A new LIBE hearing will take place later this year
The European Parliament has ruled that a review of the ‘article 7 procedure’ will take place, and might lead to the suspension of Hungary’s voting rights in the Council
A new Committee on Civil Liberties, Justice and Home Affairs (LIBE) hearing will take place later this year, it has been announced.
The European Parliament has ruled that a review of the ‘article 7 procedure’ will take place, and might lead to the suspension of Hungary’s voting rights in the Council.
The hearing has been initiated by Green MEP Judith Sargentini, who will submit an updated report on Hungary within the coming weeks.
During a hearing earlier this year, the Hungarian government defended its now popular migrant policy position at a LIBE hearing.
Government Spokesperson Zoltán Kovács said at the time that Hungary has already clarified with European institutions the majority of issues concerning basic rights that were addressed during the hearing.
Justice Minister László Trócsányi, representing the Hungarian government, told the hearing that Hungary welcomes the participation of civil society in resolving the challenges facing Europe but their role should be differentiated from the role of governments since the latter have the strongest legitimacy.
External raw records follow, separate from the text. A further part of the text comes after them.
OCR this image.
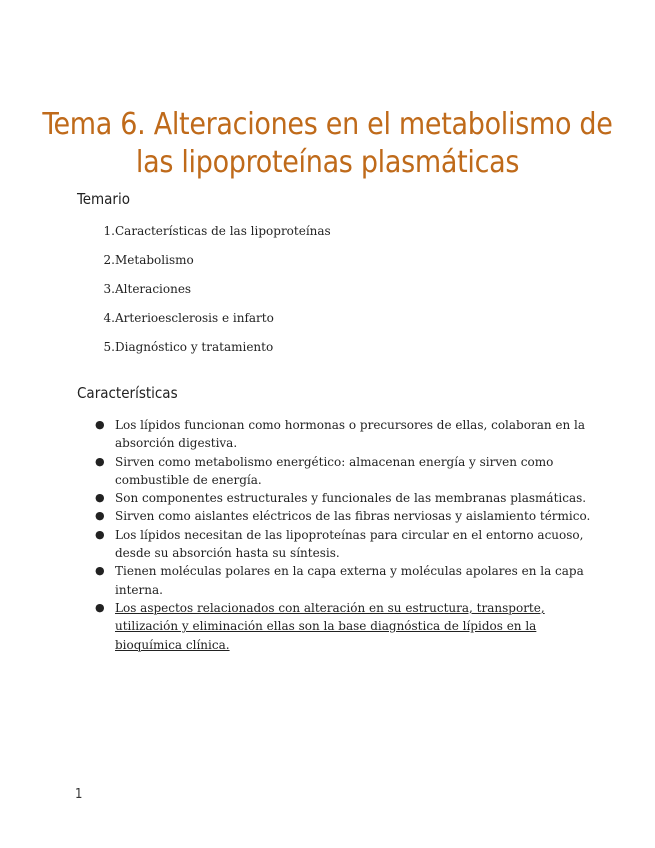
Tema 6. Alteraciones en el metabolismo de
las lipoproteínas plasmáticas
Temario
1. Características de las lipoproteínas
2. Metabolismo
3. Alteraciones
4. Arterioesclerosis e infarto
5. Diagnóstico y tratamiento
Características
● Los lípidos funcionan como hormonas o precursores de ellas, colaboran en la absorción digestiva.
● Sirven como metabolismo energético: almacenan energía y sirven como combustible de energía.
● Son componentes estructurales y funcionales de las membranas plasmáticas.
● Sirven como aislantes eléctricos de las fibras nerviosas y aislamiento térmico.
● Los lípidos necesitan de las lipoproteínas para circular en el entorno acuoso, desde su absorción hasta su síntesis.
● Tienen moléculas polares en la capa externa y moléculas apolares en la capa interna.
● Los aspectos relacionados con alteración en su estructura, transporte, utilización y eliminación ellas son la base diagnóstica de lípidos en la bioquímica clínica.
1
The government is open to dialog and a number of issues have already been successfully concluded based on a constructive approach, he added.
Minister Trócsányi said that the majority of people addressing the LIBE hearing had been critical of Hungarian measures but the government’s migration policy was gradually being accepted and applied in Europe. Those who believe “everything is hunky-dory, that terrorism doesn’t exist and there’s no reason to be preoccupied by public security …” are deluding themselves, he said.
The minister said he was certain that there would be disputes between Hungary and the EU on a planned Hungarian bill on migrant detention. He said the planned law under which asylum-seekers would be banned from moving around freely on Hungarian soil until their cases are ruled on was necessary because the number of illegal entrants was not declining.
The minister said the EU’s current asylum regulations were prone to debate, arguing that they had been drafted back when “there weren’t nearly as many migrants arriving in the continent” as there are now.
Representatives of the Center for Fundamental Rights, Amnesty International, the Hungarian Civil Liberties Union (TASZ) and the Hungarian Helsinki Committee were also among participants at the hearing.
Government Spokesperson Zoltan Kovács said the state of constitutionality in Hungary was a topic on the agenda, adding, however, that substantive issues were announced only a few hours before the meeting commenced.
The hearing is “politically motivated” and the document to be discussed was drafted by “so-called civil organizations” that carry out political activities, he added.
These civil organizations are attempting to interfere in politics “without the authorization of the people”, which is why increased transparency is needed in the case of those trying to obtain a decisive political role, Kovács said. The role of civil organizations is also a matter of dispute in western Europe and the United States, he added.
Kovács said the hearing would be directed against the government’s migration policy, with civil organizations and politicians that “assist migration” arguing against the Hungarian government.
Over the past 18 months, the government has persistently stood by its position in connection with illegal migration. The move to set up a second line of defense has been necessary in order to reduce the number of illegal migrants to zero and “to make it impossible for them to come to Europe illegally,” he added.
Hungary has introduced stricter legal regulations because migrants had learnt how to circumvent Hungarian and European Union regulations, so these loopholes have had to be closed, Kovács said.
Other European countries have already introduced or plan to introduce several elements of the measures proposed by Prime Minister Viktor Orbán, so Hungary is a trailblazer, he said.
However, LIBE appears to include people who are still supportive of migration, Kovács said. The Hungarian government expects political conflicts in connection with the second line of defense and Hungary’s new regulations because certain NGOs promote a political agenda at odds with protecting Europe, he added.